CREES president and mogul Marino Ginebra announced the approach Thursday during the conference "Structural Economic Reforms: Path to Sustainability," with speakers including prominent economists and government reform experts from Argentina, New Zealand and the U.S.
The CREES president said the exemptions lead to distortions because they only fill gaps which are generated elsewhere, even from external factors.
He questioned, for example, why exemptions or special taxes are given to the imports of durable goods for the tourism sector.
In his view, everything is linked to an overvalued currency, since that productive segment cannot stand this situation and for that reason has to be given a tax subsidy.
Ginebra said it’s possible and perfectly applicable for Dominican Republic to survive without the need to resort to an IMF agreement, since the austerity outlined by president Danilo Medina proves it. "The solution we can apply ourselves is better than what the Fund could propose."
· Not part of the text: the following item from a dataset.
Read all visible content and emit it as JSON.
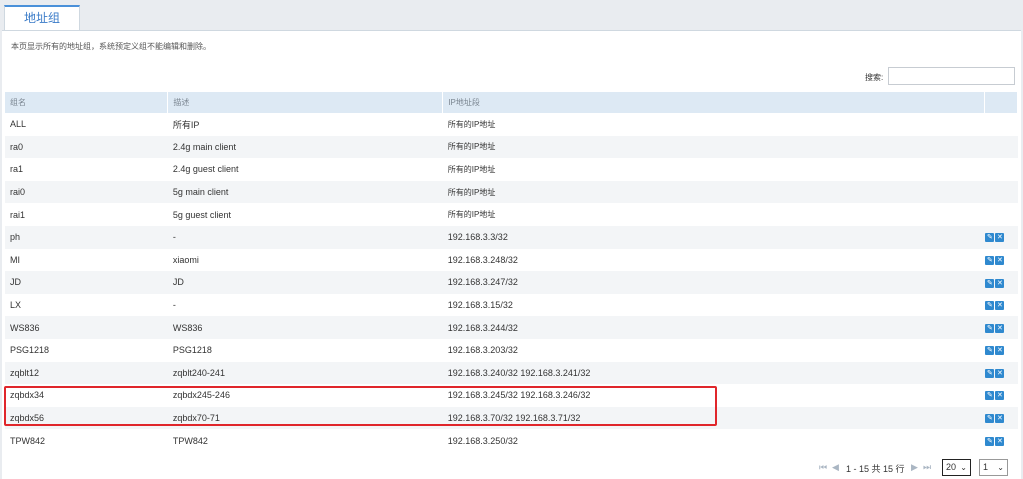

“What wil the Fund bring? You might say it will bring additional money, but until when. It could bring US$300 million, other millions will be disbursed by the World Bank and a similar figure from the Interamerican Development Bank. Alltold it could reach US$1.0 billion, but just the electric sector’s debt is US$1.2 billion. Those figures tells us that the solution has to come from within, from ourselves,” the business leader said.